O oncologista Clodoaldo Zago Campos, de Londrina, explica que estudos apontam para a relação direta de álcool com pelo menos três tipos de tumores - na cabeça e pescoço, sendo os mais comuns os de língua, palato e garganta, no esôfago, e no fígado, o chamado hepatocarcinoma. ''Este último pelo desenvolvimento da cirrose, que favorece o aparecimento de tumores. A relação com o câncer de mama também existe, por isso, se há histórico familiar, é recomendado cuidado com o álcool''.
O que mais tem peso não é o tipo de bebida, mas a quantidade ingerida e a frequência com que isso acontece. ''Seja cerveja ou cachaça, não importa. A relação é com a dose ingerida. Quem bebe todos os dias tem mais chances de vir a desenvolver algum tumor'', alerta Campos, lembrando que isso acontece a longo prazo, depois de anos de uso contínuo de álcool.
Outro problema, alerta o oncologista Cassio José de Abreu, de Londrina, é a relação do uso de álcool com o cigarro. ''O álcool já é um fator de risco, mas associado com o tabagismo é uma combinação 'explosiva'', alerta.
O uso contínuo do álcool, segundo informações do site do Instituto Nacional do Câncer (Inca), causa outras doenças além do câncer - neurais, mentais, musculares, hepáticas, gástricas e pancreáticas, além de problemas sociais associados à ingestão de bebidas alcoólicas, como acidentes de trânsito, homicídios, suicídios, faltas ao trabalho e atos de violência.
Abreu lembra que 80% dos casos de câncer estão ligados a fatores ambientais, que incluem, entre outros, hábitos sociais, culturais e de alimentação. ''Ou seja, 80% dos casos de câncer poderiam ser prevenidos com hábitos saudáveis de vida.

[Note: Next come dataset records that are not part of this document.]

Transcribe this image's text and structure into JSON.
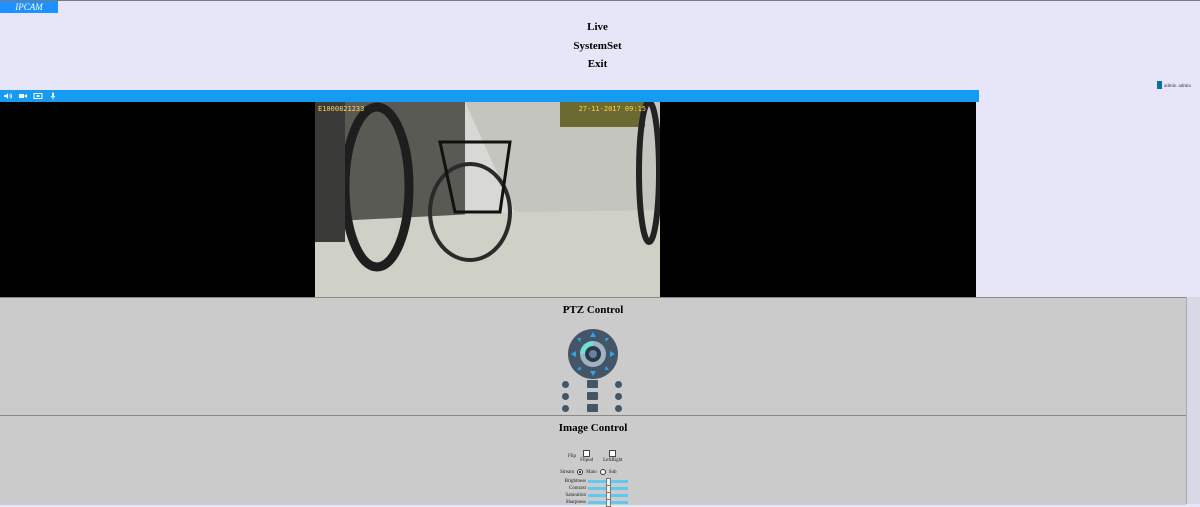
{
  "app": {
    "logo": "IPCAM"
  },
  "nav": {
    "live": "Live",
    "system_set": "SystemSet",
    "exit": "Exit"
  },
  "user": {
    "name": "admin",
    "role": "admin"
  },
  "toolbar": {
    "icons": [
      "speaker-icon",
      "record-icon",
      "snapshot-icon",
      "microphone-icon"
    ]
  },
  "video": {
    "osd_left": "E1000821233",
    "osd_right": "27-11-2017 09:15"
  },
  "ptz": {
    "title": "PTZ Control"
  },
  "image": {
    "title": "Image Control",
    "flip_label": "Flip",
    "flip_options": [
      "Flipud",
      "LeftRight"
    ],
    "stream_label": "Stream",
    "stream_options": [
      "Main",
      "Sub"
    ],
    "stream_selected": "Main",
    "sliders": [
      {
        "label": "Brightness",
        "value": 0.5
      },
      {
        "label": "Contrast",
        "value": 0.5
      },
      {
        "label": "Saturation",
        "value": 0.5
      },
      {
        "label": "Sharpness",
        "value": 0.5
      }
    ]
  },
  "colors": {
    "accent": "#159bf2",
    "panel": "#cbcbcb",
    "background": "#e6e6f8"
  }
}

A probabilidade do aparecimento da doença é uma balança multifatorial, determinada pela interação entre fatores de risco e fatores protetores'', avalia.
A grande crítica dos médicos é que o etilismo é muito pouco conhecido da população como um fator de risco para o câncer. ''O álcool está muito inserido na sociedade e apesar de ser uma droga é bem aceito. Infelizmente o álcool não é encarado como potencial causador de câncer, como o tabaco'', lamenta Campos.
Uma pesquisa feita no ano passado com cerca de 30 mil pessoas de 29 países do mundo inteiro pelo Roy Morgan Research e pelo Gallup International, e apresentada pela União Internacional contra o Câncer (UICC) na abertura de um congresso mundial sobre a doença, mostrou que o consumo de álcool é considerado um fator de risco por apenas 51% das pessoas, e que 42% das consultadas nos países ricos estão convencidas de que o consumo de álcool não aumenta o risco de câncer.